As Robert Heinlein said, “Progress doesn’t come from early risers — progress is made by lazy men looking for easier ways to do things”. I have yet to make Kratzen easy to update, being a repetitive chore that involves redundant typing, and so find myself writing the articles and then delaying the actual updating, the article all embedded in valid HTML. A sufficiently advanced programmer would be able to see my use case and create a small program to allow for the easy updating of such, for the site is very predictable, semantically and syntactically valid, and would only require basic substitutions to implement. Sadly, I am not that programmer. I know how computers work, yes, and I have made an entire Froghand about that. But talking to them is another matter entirely, frustrating and literal, and so is a skill I would rather cast away for the excellent skill of English discourse.

Conclusion

The same as all developers should make post – mortems and monthly updates, so too should they release their roadmaps and design philosophies. Well, my philosophy is on my about page, and my roadmap is theoretically releasing a review every day and an article every 10 days and at the start and end of each month. I have heard good things about the articles I have written, even the ones I haven’t read for a great long time. I am cursed to remember them though, and so what somebody sees reading them for the first time will be beyond me for at least five years. I suppose my philosophy will involve making more work that my fans really like seeing. If I was solicited to do games design, then surely I’m not awful?
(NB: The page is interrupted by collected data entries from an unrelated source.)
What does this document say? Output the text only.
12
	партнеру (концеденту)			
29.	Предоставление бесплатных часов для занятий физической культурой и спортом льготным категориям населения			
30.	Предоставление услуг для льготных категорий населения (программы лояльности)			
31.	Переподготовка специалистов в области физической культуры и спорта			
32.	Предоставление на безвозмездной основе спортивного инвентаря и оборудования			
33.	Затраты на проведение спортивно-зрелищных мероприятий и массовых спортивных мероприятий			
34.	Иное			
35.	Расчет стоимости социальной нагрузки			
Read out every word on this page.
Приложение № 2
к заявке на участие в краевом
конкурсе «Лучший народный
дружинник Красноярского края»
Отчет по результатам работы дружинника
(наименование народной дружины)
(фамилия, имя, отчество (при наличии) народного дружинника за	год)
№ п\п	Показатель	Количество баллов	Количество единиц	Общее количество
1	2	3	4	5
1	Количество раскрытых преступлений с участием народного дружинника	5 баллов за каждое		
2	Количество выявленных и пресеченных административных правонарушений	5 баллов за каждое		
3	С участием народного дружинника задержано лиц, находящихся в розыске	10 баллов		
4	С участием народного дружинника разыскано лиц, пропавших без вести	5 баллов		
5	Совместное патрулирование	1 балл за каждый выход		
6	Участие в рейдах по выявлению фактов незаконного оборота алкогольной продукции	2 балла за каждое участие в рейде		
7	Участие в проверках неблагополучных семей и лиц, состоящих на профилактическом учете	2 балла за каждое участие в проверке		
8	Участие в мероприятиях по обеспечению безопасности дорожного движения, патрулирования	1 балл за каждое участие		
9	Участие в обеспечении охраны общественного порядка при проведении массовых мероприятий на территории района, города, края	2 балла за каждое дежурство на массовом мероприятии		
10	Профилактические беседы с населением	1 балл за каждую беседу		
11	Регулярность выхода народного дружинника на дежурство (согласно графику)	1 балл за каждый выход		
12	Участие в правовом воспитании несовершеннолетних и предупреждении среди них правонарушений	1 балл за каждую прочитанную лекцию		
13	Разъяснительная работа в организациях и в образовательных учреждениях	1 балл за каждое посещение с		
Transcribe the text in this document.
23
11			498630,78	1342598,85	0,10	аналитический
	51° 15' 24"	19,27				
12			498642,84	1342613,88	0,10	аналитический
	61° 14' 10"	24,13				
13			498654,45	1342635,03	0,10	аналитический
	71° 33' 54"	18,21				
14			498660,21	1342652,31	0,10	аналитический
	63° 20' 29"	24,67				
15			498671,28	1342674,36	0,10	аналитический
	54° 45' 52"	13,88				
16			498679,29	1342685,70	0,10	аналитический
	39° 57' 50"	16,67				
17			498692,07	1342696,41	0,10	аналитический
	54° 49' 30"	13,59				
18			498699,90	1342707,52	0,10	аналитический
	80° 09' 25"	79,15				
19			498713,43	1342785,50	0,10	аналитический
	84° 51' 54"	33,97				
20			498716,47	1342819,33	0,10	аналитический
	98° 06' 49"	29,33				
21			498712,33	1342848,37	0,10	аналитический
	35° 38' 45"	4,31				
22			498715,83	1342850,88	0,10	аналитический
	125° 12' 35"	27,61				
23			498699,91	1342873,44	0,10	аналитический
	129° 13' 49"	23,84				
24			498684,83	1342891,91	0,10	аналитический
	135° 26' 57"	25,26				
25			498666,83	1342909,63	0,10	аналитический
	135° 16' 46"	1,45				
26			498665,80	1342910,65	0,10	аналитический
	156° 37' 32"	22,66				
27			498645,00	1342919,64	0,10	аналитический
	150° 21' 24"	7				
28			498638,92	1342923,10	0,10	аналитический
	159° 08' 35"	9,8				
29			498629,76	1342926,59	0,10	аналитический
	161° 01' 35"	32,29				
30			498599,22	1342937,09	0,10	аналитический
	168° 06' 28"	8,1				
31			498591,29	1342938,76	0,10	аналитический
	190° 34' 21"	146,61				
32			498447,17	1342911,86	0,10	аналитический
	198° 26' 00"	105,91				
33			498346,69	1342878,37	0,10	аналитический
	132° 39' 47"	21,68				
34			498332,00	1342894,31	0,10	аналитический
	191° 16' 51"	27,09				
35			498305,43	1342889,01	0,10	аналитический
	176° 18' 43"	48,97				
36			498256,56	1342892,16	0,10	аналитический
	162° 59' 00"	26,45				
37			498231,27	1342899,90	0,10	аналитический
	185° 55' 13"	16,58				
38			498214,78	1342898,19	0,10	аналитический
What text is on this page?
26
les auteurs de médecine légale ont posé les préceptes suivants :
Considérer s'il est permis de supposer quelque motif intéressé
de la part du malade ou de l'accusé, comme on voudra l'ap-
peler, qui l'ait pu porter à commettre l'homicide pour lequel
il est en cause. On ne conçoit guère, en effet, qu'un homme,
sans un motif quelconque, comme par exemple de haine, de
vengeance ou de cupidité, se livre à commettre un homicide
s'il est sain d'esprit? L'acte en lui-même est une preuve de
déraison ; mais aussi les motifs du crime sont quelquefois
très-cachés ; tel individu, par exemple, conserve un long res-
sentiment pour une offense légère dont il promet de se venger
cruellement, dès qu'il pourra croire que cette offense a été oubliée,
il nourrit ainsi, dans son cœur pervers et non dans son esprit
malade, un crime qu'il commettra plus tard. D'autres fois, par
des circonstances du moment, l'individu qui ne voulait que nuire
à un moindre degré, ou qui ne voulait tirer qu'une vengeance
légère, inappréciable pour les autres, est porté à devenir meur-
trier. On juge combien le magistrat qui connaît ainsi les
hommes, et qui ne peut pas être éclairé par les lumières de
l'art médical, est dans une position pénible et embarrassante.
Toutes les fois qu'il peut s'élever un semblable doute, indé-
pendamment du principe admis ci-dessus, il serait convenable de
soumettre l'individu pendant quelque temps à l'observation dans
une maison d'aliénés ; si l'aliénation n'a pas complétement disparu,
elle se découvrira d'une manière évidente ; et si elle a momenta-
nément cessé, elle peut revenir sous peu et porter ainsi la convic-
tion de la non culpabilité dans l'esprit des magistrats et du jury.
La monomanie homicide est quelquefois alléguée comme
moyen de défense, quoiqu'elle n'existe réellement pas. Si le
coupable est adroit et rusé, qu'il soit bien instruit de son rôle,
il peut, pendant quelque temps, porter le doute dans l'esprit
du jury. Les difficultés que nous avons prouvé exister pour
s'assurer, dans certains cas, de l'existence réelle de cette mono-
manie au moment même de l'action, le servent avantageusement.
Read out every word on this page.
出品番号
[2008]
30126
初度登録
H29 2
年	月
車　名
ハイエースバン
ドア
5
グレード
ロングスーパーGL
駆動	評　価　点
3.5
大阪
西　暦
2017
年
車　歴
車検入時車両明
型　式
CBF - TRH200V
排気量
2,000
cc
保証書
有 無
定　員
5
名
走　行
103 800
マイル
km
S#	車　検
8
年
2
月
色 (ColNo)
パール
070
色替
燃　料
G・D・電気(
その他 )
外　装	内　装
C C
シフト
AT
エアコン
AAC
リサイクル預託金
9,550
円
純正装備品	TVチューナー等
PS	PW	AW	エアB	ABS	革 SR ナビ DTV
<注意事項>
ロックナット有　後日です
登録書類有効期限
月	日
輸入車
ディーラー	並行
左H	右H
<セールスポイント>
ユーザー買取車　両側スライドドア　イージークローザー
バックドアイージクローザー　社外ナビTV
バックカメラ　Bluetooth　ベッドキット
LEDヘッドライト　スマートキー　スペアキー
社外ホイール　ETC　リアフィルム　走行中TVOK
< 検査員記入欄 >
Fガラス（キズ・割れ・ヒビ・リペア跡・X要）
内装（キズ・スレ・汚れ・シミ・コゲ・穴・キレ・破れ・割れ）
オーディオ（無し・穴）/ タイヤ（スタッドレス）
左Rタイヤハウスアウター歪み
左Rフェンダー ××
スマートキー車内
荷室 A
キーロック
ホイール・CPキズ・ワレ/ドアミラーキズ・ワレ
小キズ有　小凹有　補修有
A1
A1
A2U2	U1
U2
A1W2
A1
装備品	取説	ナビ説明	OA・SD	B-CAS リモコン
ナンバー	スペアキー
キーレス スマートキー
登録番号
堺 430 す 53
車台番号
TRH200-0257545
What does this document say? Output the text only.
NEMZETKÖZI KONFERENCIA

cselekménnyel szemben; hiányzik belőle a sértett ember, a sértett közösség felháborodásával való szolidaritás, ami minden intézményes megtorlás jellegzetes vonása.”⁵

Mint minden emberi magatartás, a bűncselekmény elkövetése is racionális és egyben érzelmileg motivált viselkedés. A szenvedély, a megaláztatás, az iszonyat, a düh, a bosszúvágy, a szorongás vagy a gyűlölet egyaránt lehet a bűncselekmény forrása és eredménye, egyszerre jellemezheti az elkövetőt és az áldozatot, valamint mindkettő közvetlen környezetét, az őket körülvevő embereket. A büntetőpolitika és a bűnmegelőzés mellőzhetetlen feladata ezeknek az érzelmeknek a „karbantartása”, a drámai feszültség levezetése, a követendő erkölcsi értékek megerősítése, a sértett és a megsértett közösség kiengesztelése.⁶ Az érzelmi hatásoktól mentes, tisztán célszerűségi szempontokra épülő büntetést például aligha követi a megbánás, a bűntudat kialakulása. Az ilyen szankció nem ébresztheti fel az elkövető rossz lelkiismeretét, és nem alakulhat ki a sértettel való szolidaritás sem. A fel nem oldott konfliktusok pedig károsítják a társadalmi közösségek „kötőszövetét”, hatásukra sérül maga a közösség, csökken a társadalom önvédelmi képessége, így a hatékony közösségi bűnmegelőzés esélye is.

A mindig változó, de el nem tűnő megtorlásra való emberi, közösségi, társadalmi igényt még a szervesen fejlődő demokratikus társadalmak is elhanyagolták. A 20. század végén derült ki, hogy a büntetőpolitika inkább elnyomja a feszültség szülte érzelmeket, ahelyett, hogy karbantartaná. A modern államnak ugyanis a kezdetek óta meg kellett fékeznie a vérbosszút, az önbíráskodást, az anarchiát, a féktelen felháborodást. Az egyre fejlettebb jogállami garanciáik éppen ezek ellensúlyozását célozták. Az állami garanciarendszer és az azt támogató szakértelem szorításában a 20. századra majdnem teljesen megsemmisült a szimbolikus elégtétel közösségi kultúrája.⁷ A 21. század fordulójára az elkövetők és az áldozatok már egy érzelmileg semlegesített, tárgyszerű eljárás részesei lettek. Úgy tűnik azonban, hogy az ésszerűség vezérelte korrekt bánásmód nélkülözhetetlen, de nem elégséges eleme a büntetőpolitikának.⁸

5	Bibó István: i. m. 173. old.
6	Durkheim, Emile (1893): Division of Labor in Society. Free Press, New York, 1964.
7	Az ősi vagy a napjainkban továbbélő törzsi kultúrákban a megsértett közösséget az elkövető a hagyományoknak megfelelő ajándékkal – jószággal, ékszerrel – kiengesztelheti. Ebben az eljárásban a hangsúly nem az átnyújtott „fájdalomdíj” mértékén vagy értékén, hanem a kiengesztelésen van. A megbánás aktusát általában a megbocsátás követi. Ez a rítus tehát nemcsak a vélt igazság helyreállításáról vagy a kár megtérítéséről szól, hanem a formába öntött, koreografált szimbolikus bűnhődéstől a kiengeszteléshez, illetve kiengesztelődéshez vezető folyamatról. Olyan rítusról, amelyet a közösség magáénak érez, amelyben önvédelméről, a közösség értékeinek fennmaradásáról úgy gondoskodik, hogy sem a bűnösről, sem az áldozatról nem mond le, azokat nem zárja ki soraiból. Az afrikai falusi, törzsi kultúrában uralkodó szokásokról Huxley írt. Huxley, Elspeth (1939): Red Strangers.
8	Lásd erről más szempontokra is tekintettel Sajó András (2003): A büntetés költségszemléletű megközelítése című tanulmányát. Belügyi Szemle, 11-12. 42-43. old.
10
I meant it when I said Froghand was a privilege. I mean it when I say 10kB’s beauty will not die. This is not a job to me. It is not a paycheque. This is the work that I create because I honestly believe there are things that I may say which will influence somebody for the better and until the end of their lives, as I have been influenced myself. If I may teach some youngblood a little bit of philosophy or knowledge that sticks with them forever, then have I not led my legacy? I have heard legacy defined as building a garden you will never see grow, but I am impatient enough that I want to see it, and so want to work to see that happen. But the world revolves around those who do, and those who want are the undeserving and unentitled by comparison.

What matter is the small audience? I am forced to write for myself. Forced to! I earn no criticism from my work, and yet I don’t find them perfect by any means. I write blind, and so from the edge of my seat I gift to you the ideas of a man with the privilege to have ideas. If my prose should be weak, then wait, for it will be better, and my rhetoric will not be rhetorical questions, but in the persuasive meaning of what I say. And should you be confused, wait for the next article, for I too often say the same things, refined over time, to create that which deserves to be read. And it is this, I suppose, that is my legacy: to make work that deserves to be read.

Kratzen? Phooey to not updating! It deserves better, and better I shall give.